Artificial intelligence is following this same trajectory (Elbayadi, 2025). AI systems now perform tasks that once required years of training, from writing and analysis to design and customer support. The fear surrounding AI is not irrational. It reflects concerns about speed, scale, and power concentration. AI adoption is happening faster than previous technological shifts, and the benefits are often captured by a small number of organisations while displacement risks are borne by workers.
History has shown us a consistent pattern.
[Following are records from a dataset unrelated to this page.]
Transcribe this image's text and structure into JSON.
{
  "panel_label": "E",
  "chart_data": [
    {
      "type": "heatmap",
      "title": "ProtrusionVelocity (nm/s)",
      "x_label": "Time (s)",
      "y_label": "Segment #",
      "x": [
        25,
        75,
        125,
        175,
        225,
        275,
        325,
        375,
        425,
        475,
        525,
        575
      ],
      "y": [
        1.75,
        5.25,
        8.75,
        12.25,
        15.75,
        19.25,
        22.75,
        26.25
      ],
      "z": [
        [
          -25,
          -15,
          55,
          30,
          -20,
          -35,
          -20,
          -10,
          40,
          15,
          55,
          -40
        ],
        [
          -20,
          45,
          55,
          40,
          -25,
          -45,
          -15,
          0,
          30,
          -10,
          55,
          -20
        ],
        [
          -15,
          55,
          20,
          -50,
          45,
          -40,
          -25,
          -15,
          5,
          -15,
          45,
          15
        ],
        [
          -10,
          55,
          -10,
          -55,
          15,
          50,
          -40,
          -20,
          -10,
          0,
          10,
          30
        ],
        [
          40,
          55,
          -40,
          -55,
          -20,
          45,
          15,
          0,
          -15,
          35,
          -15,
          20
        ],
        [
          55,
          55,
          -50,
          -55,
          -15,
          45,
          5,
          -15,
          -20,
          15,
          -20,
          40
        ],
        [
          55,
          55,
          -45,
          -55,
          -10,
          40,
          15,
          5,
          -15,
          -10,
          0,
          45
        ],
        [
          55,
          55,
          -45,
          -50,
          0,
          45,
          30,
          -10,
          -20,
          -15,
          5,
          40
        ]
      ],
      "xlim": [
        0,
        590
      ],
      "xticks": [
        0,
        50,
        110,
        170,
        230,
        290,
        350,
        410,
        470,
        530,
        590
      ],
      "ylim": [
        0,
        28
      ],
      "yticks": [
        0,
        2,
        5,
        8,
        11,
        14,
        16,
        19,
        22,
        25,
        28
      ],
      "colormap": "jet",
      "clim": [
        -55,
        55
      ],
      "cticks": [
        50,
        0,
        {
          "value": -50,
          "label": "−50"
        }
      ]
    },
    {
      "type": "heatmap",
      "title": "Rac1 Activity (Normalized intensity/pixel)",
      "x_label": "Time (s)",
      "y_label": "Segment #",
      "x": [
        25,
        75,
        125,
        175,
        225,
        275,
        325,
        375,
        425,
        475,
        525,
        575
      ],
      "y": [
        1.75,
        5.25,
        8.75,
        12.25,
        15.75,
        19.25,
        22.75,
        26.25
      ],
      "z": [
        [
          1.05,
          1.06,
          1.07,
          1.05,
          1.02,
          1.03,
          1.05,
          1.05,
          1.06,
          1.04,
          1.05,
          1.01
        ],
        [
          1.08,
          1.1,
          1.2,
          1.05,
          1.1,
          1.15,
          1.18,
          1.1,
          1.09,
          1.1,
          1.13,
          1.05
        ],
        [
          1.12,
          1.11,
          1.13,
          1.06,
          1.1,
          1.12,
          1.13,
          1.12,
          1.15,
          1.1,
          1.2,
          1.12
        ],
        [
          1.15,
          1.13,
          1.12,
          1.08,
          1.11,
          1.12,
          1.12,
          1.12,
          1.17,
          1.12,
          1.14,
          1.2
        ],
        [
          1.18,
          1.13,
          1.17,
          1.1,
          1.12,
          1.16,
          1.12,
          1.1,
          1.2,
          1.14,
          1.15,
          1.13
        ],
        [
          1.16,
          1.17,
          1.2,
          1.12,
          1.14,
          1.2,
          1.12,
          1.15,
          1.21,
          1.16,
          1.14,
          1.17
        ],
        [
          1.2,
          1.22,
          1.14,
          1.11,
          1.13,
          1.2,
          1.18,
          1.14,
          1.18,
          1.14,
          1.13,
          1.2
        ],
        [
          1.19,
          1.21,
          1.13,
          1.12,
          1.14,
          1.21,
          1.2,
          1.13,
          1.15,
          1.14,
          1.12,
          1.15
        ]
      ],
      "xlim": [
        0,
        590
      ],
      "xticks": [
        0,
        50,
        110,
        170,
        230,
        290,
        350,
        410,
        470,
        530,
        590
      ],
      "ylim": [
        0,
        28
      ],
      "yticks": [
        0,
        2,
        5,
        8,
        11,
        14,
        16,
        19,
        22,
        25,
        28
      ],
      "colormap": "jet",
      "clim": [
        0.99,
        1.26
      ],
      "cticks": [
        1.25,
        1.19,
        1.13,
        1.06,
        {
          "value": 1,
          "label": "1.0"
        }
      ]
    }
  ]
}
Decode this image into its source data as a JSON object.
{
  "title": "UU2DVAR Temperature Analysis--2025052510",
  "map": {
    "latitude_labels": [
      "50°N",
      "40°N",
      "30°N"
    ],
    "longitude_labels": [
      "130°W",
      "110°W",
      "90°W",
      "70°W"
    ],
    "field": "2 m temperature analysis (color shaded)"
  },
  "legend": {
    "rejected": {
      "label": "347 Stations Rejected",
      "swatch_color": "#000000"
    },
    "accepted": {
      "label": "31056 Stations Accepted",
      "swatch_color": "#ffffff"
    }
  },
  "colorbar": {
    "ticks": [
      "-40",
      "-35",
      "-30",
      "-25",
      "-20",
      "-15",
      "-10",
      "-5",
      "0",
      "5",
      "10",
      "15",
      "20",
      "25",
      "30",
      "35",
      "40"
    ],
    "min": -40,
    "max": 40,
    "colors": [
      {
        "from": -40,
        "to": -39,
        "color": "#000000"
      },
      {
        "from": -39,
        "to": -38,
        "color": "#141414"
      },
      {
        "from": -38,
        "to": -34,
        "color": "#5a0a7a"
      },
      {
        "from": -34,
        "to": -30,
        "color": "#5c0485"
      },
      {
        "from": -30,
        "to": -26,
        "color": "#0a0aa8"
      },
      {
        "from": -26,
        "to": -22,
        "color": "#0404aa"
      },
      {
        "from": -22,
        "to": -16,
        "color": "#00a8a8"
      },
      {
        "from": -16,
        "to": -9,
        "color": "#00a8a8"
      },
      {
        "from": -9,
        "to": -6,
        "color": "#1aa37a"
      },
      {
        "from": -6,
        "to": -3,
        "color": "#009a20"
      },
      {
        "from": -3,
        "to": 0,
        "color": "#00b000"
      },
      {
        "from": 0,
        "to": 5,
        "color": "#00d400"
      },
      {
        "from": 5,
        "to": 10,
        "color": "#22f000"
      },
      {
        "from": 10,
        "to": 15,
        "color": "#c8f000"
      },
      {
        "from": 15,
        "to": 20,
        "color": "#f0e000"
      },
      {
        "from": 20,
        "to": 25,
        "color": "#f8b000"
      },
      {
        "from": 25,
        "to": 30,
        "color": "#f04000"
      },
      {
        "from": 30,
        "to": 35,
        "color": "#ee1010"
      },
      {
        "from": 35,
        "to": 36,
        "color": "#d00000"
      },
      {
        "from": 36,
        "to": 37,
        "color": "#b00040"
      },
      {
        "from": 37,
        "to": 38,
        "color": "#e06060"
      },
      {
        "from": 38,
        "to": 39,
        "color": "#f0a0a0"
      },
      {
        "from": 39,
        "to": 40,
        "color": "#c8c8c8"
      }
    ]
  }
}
Innovation arrives. Resistance follows. Early systems are imperfect, expensive, and unsettling. Over time, society adapts, workflows change, and new norms emerge. The question is never whether technology should exist, but whether institutions, policies, and cultures evolve quickly enough to ensure people benefit alongside productivity gains.
The sewing machine did not destroy tailoring. The printing press did not destroy knowledge. The telephone did not destroy human connection. Artificial intelligence will not destroy work. But like every major technological shift before it, it will redefine who benefits first and who must adapt fastest. However, this does not mean corporations should blindly adopt an AI-first strategy just for capital gain. People first, tools second. Tools are powerful, but people are the ones who give them purpose and direction
Rymarczuk, R. (2016). Same old story: On non‑use and resistance to the telephone and social media. Technology in Society, 45, 40–47. https://doi.org/10.1016/j.techsoc.2016.02.003
Elbayadi (2025) discusses how resistance to the printing press in the 15th century mirrors modern fears about AI adoption.